During Tuesday's session in the UK parliament, several British MPs expressed their concerns over the extra-judicial killings, disappearances of political opponents, violence towards LGBT (lesbian, gay, bisexual and transgender) people and human rights situation in Bangladesh.
British lawmaker Simon Danczuk asked the minister whether it was time “to start applying some form of sanctions to try to get Sheikh Hasina to hold a proper general election as soon as possible.”
Hugo Swire said, “I was absolutely appalled by the senseless murders of the LGBT activists Xulhaz Mannan and Mahbub Tonoy, and we call on the Bangladeshi Government to bring those responsible for the killings to justice.”

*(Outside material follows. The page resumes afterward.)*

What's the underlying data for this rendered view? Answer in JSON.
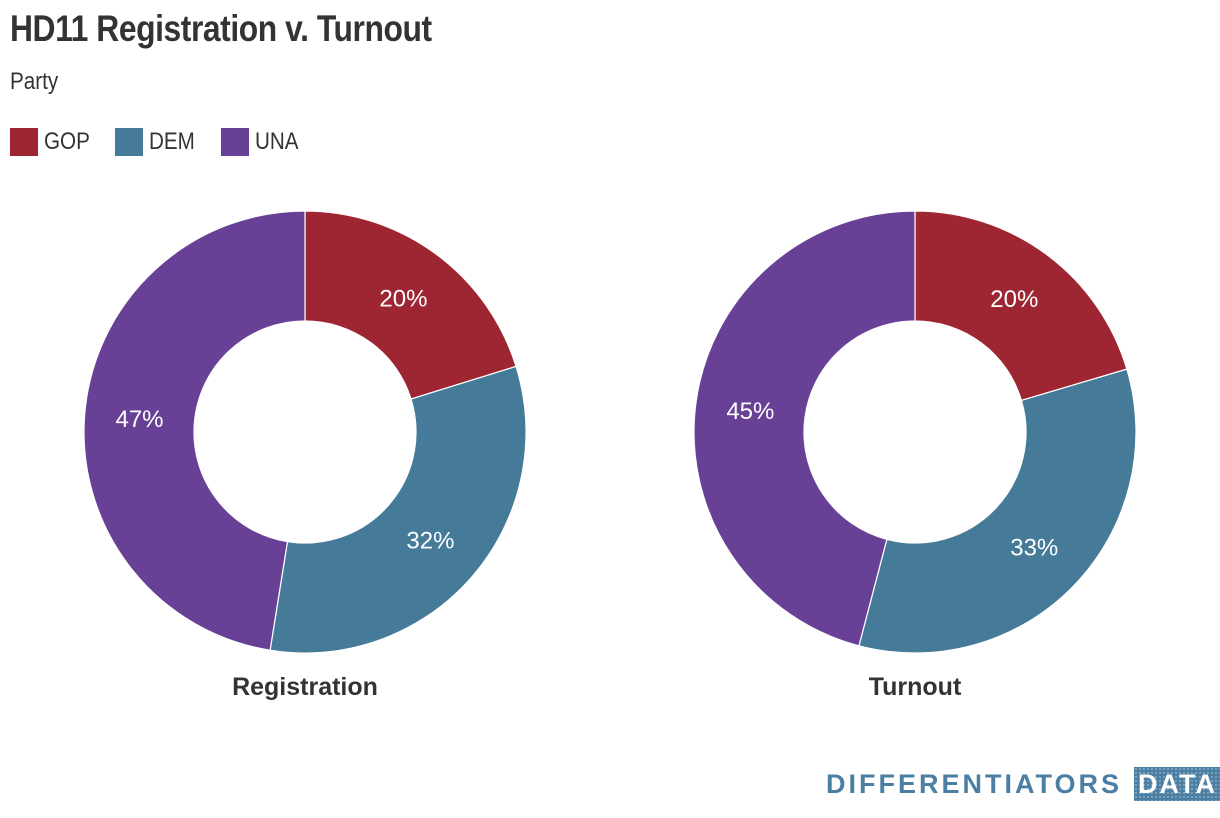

He further said extremist-related murders of members of minority religious groups and those whose views and lifestyles are contrary to Islam have increased in Bangladesh since February 2015, and they were “discussing this regularly with the Government of that country.”

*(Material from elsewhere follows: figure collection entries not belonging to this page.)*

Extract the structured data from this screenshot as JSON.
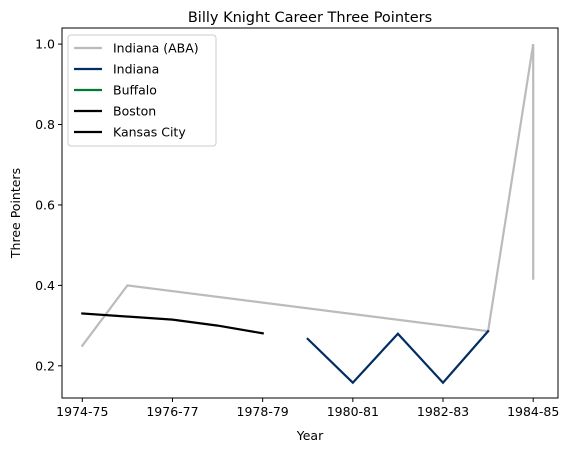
{
  "chart_data": {
    "type": "line",
    "title": "Billy Knight Career Three Pointers",
    "xlabel": "Year",
    "ylabel": "Three Pointers",
    "x_ticks": [
      "1974-75",
      "1976-77",
      "1978-79",
      "1980-81",
      "1982-83",
      "1984-85"
    ],
    "y_ticks": [
      "0.2",
      "0.4",
      "0.6",
      "0.8",
      "1.0"
    ],
    "xlim": [
      "1974-75",
      "1984-85"
    ],
    "ylim": [
      0.12,
      1.04
    ],
    "grid": false,
    "legend_position": "top-left",
    "series": [
      {
        "name": "Indiana (ABA)",
        "color": "#bbbbbb",
        "points": [
          {
            "x": "1974-75",
            "y": 0.25
          },
          {
            "x": "1975-76",
            "y": 0.4
          },
          {
            "x": "1983-84",
            "y": 0.286
          },
          {
            "x": "1984-85",
            "y": 1.0
          },
          {
            "x": "1984-85",
            "y": 0.417
          }
        ]
      },
      {
        "name": "Indiana",
        "color": "#002d62",
        "points": [
          {
            "x": "1979-80",
            "y": 0.267
          },
          {
            "x": "1980-81",
            "y": 0.158
          },
          {
            "x": "1981-82",
            "y": 0.28
          },
          {
            "x": "1982-83",
            "y": 0.158
          },
          {
            "x": "1983-84",
            "y": 0.286
          }
        ]
      },
      {
        "name": "Buffalo",
        "color": "#007a33",
        "points": []
      },
      {
        "name": "Boston",
        "color": "#000000",
        "points": []
      },
      {
        "name": "Kansas City",
        "color": "#000000",
        "points": [
          {
            "x": "1974-75",
            "y": 0.33
          },
          {
            "x": "1976-77",
            "y": 0.315
          },
          {
            "x": "1977-78",
            "y": 0.3
          },
          {
            "x": "1978-79",
            "y": 0.281
          }
        ]
      }
    ]
  }
}
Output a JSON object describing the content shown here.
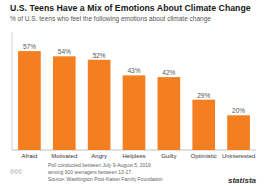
{
  "chart_data": {
    "type": "bar",
    "title": "U.S. Teens Have a Mix of Emotions About Climate Change",
    "subtitle": "% of U.S. teens who feel the following emotions about climate change",
    "categories": [
      "Afraid",
      "Motivated",
      "Angry",
      "Helpless",
      "Guilty",
      "Optimistic",
      "Uninterested"
    ],
    "values": [
      57,
      54,
      52,
      43,
      42,
      29,
      20
    ],
    "value_labels": [
      "57%",
      "54%",
      "52%",
      "43%",
      "42%",
      "29%",
      "20%"
    ],
    "color": "#F47F20",
    "ylim": [
      0,
      68
    ],
    "grid": false,
    "data_labels": true,
    "tick_labels": "x",
    "annotations": [
      "Poll conducted between July 9-August 5, 2019",
      "among 920 teenagers between 13-17.",
      "Source: Washington Post-Kaiser Family Foundation",
      "©©©",
      "statista"
    ]
  }
}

Referring to the gruesome murder of Xulhaz on April 25 in Dhaka, another British MP Alex Cunningham questioned whether Swire thinks that “Government are taking sufficient steps to tackle the issue of violence against LGBT people?”
“Clearly I do not. We have a certain amount of leverage in Bangladesh -- we are the largest grant aid donor, giving £162 million in 2015-16 -- so our voice has some influence there,” the British minister replied.
“In the past year, UK's human rights and democracy programme has provided safety training for bloggers, and they have also funded a project promoting the rights of LGBT groups in Bangladesh, but there is a huge amount more to do,” he said.
Swire said the UK was not “shy of pushing” the Bangladesh government “in the right direction.”